The splice-unaware alignment algorithms are suggested for organisms like bacteria. A comprehensive guide on using BWA can be found in the BWA manual (http://bio-bwa.sourceforge.net/bwa.shtml).

5.6 HISAT2

HISAT (along with its upgraded version HISAT2) represents the next evolution of spliced aligners developed by the same team behind TopHat.

HISAT employs an indexing method derived from the Burrows–Wheeler transform and the Ferragina–Manzini (Fm) index, utilizing two types of indices for alignment: a comprehensive genome Fm index to anchor each alignment and multiple local Fm indices for extremely fast extensions of these alignments (https://github.com/DaehwanKimLab/hisat).

Some of the most notable features of HISAT include its impressive speed and minimal memory usage. HISAT is open-source software that is available at no cost. For a comprehensive guide on how to use HISAT, refer to the HISAT manual (https://ccb.jhu.edu/software/hisat2/manual.shtml).

6. Conclusion

• Sequence alignment refers to the method of assessing and identifying distances/similarities among biological sequences.

• The dynamic programming approach can be utilized for global alignments through techniques like global and local alignment algorithms.

• The metric that quantifies the level of sequence similarity is known as the alignment score.

• Sequence alignment involves determining the so-called edit distance, which typically reflects the smallest number of substitutions, insertions, and deletions required to transform one sequence into another.

• The selection of a sequencing read alignment tool is influenced by your objectives and the particular circumstances.

7. FAQs

1) What is alignment in NGS?

Alignment is the process of arranging DNA/RNA/protein sequences so that homologous characters line up.

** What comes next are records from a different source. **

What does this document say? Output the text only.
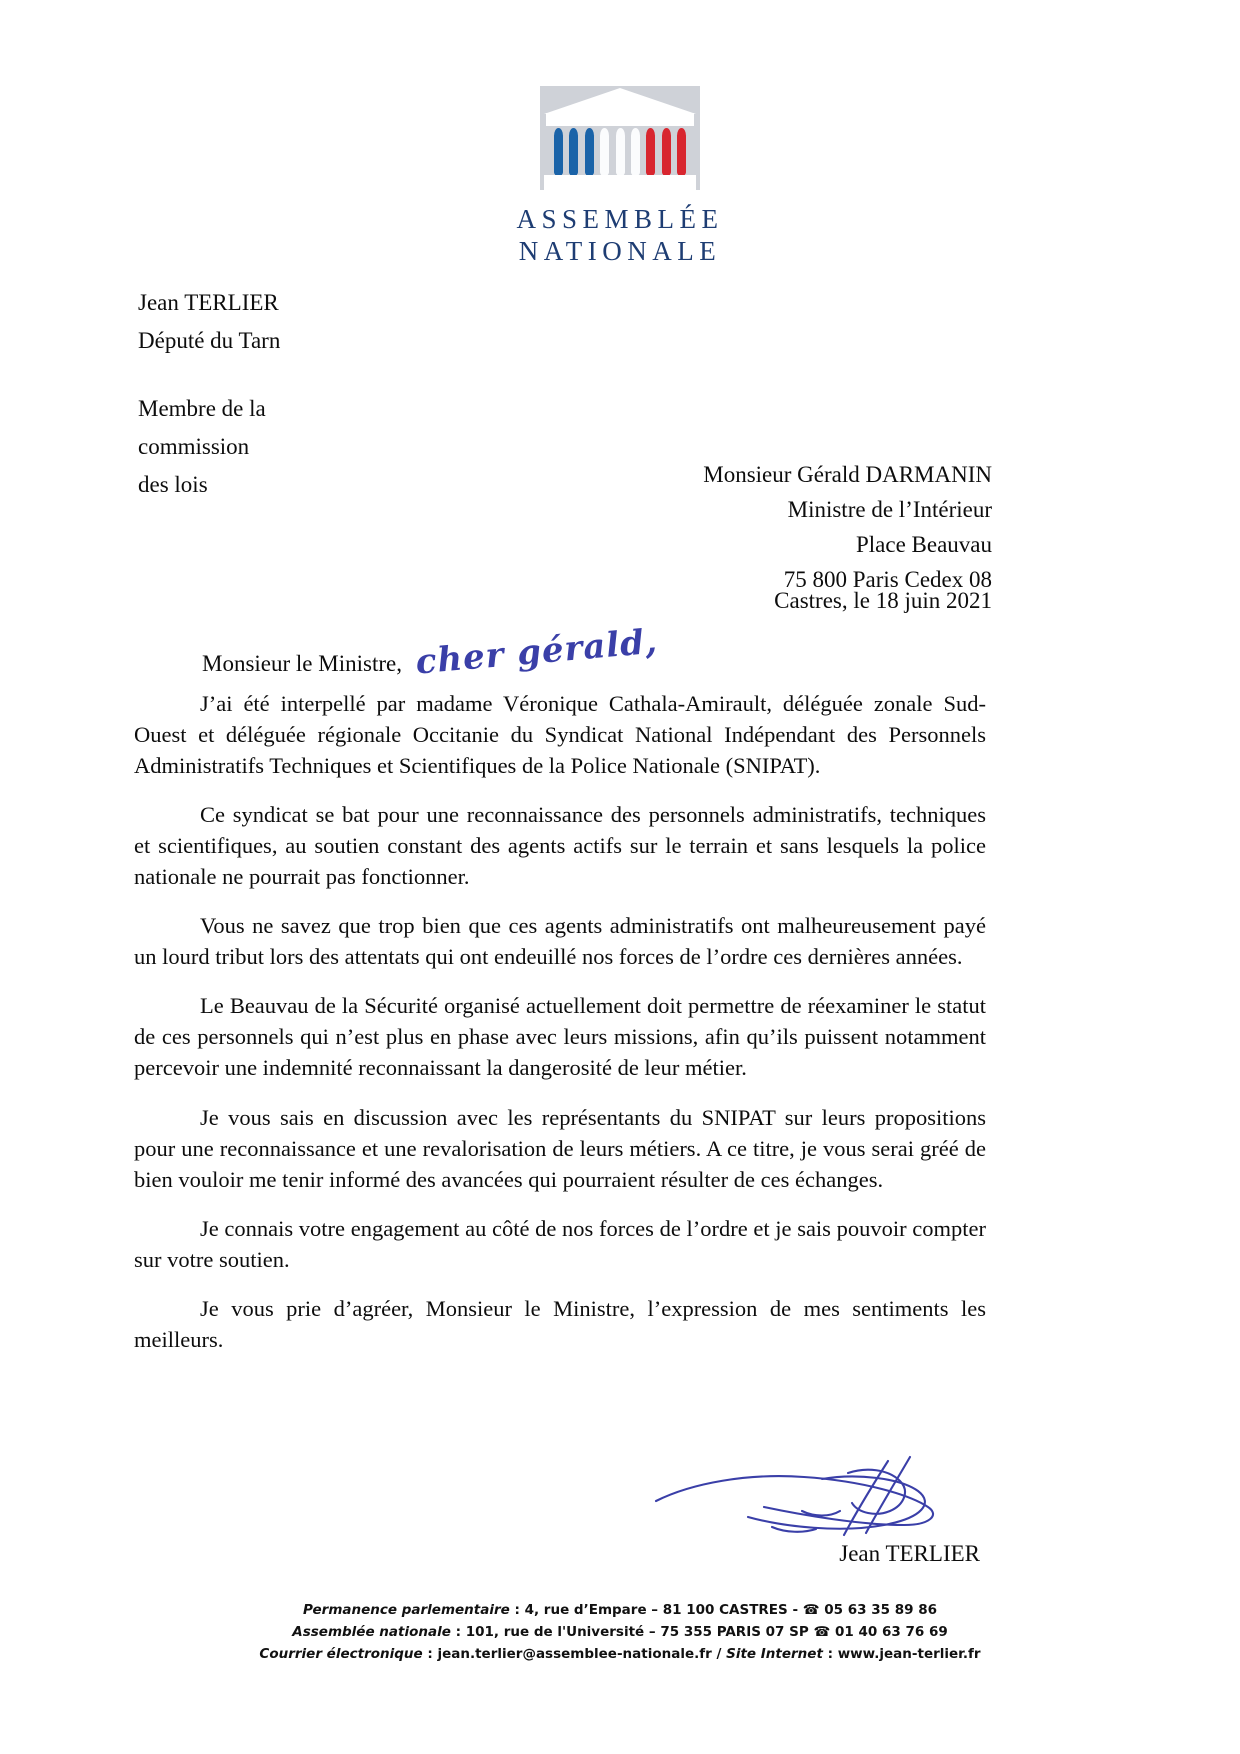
ASSEMBLÉE
NATIONALE
Jean TERLIER
Député du Tarn
Membre de la
commission
des lois	Monsieur Gérald DARMANIN
Ministre de l’Intérieur
Place Beauvau
75 800 Paris Cedex 08
Castres, le 18 juin 2021
Monsieur le Ministre, cher gérald,

J’ai été interpellé par madame Véronique Cathala-Amirault, déléguée zonale Sud-Ouest et déléguée régionale Occitanie du Syndicat National Indépendant des Personnels Administratifs Techniques et Scientifiques de la Police Nationale (SNIPAT).

Ce syndicat se bat pour une reconnaissance des personnels administratifs, techniques et scientifiques, au soutien constant des agents actifs sur le terrain et sans lesquels la police nationale ne pourrait pas fonctionner.

Vous ne savez que trop bien que ces agents administratifs ont malheureusement payé un lourd tribut lors des attentats qui ont endeuillé nos forces de l’ordre ces dernières années.

Le Beauvau de la Sécurité organisé actuellement doit permettre de réexaminer le statut de ces personnels qui n’est plus en phase avec leurs missions, afin qu’ils puissent notamment percevoir une indemnité reconnaissant la dangerosité de leur métier.

Je vous sais en discussion avec les représentants du SNIPAT sur leurs propositions pour une reconnaissance et une revalorisation de leurs métiers. A ce titre, je vous serai gréé de bien vouloir me tenir informé des avancées qui pourraient résulter de ces échanges.

Je connais votre engagement au côté de nos forces de l’ordre et je sais pouvoir compter sur votre soutien.

Je vous prie d’agréer, Monsieur le Ministre, l’expression de mes sentiments les meilleurs.

Jean TERLIER
Permanence parlementaire : 4, rue d’Empare – 81 100 CASTRES - ☎ 05 63 35 89 86
Assemblée nationale : 101, rue de l'Université – 75 355 PARIS 07 SP ☎ 01 40 63 76 69
Courrier électronique : jean.terlier@assemblee-nationale.fr / Site Internet : www.jean-terlier.fr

In NGS, it most often means placing short or long reads onto a reference genome (read mapping) or aligning two assemblies (genome-to-genome) so we can call variants, quantify expression, or compare genomes.

2) What are the main types of sequence alignment?

Global (Needleman–Wunsch): end-to-end; best when sequences are similar and full-length.
Local (Smith–Waterman): finds the best matching subsections (motifs, domains).
Semi-global/Overlap: ignores terminal gaps (great for adapters/overlaps).
Spliced alignment: allows introns; used for RNA-seq.
Multiple sequence alignment (MSA): aligns 3+ sequences to study conservation/phylogeny.

3) What’s the difference between mapping and alignment?

“Mapping” answers where a read best fits on a reference using a fast index (BWT/FM-index or minimizers). The mapper then emits an alignment: a base-by-base description (CIGAR string) of matches, mismatches, gaps, and—for RNA-seq—splices. In practice, mappers produce alignments; the terms are often used interchangeably.